Some especially enjoyable interplay between Chow and his female co-star, the often underrated Cecilia Yip, and quirky supporting players, such as three blind ex-gangsters-cum-musicians, functioning as a chorus to their relationship, adds a kind of screwball comedy element that emphasises the main weakness of Peace Hotel, in the sense that the filmmakers aren't completely sure what they want to be.
At times, it is reminiscent of the more indigenous tradition of the "inn film," as developed by King Hu in the Sixties, with the likes of Come Drink With Me and contemporaneously re-imagined by films such as New Dragon Gate Inn. At others, it is more akin to an Eastern-Western take on the themes of High Noon, Rio Bravo and The Unforgiven, with this element reinforced by a subdued and earthy colour palette and the inclusion of traditional wu xia swordplay and contemporary heroic bloodshed-style gunplay at different points in the narrative.
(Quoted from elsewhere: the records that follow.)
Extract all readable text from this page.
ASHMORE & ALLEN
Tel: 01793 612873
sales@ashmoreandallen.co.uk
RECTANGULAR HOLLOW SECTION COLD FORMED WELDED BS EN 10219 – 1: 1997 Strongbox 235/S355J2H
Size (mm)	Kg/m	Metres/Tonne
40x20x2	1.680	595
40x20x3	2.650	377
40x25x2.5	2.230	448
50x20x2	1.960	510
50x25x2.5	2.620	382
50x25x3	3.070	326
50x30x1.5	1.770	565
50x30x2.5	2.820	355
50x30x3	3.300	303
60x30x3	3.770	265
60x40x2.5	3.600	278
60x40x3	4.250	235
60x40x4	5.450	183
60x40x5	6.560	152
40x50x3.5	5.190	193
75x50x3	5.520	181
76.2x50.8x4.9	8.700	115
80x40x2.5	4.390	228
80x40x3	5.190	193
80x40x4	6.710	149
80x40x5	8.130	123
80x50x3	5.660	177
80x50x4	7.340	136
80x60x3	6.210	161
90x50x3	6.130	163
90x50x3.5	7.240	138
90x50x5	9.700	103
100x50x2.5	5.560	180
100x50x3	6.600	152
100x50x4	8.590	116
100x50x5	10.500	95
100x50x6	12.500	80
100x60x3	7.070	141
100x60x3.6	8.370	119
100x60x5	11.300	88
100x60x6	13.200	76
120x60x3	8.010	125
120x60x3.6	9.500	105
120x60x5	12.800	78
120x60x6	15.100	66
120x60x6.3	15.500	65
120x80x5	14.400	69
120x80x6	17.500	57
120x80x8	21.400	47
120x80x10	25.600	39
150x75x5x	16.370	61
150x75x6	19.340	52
Likewise, the love/hate dynamic of the relationship between the two leads is never fully articulated, nor the truths of their past lives. This would be fine, if the intention was a more self-consciously intellectual film along the lines of Wong Kar Wai's Ashes Of Time, but it's not really something that plays to the creators' own distinctive strengths.
The dramatic revelation in the final act also isn't a surprise. I won't spoil it, but you can really guess it from the off; let's just say it's one of those casting decisions that, while perhaps understandable in box office terms, isn't good for the integrity of the film.
Worth a look for fans of Chow and, to a lesser degree, Woo, as long as you remember that the only thing about it that's truly Killer is its protagonist's name.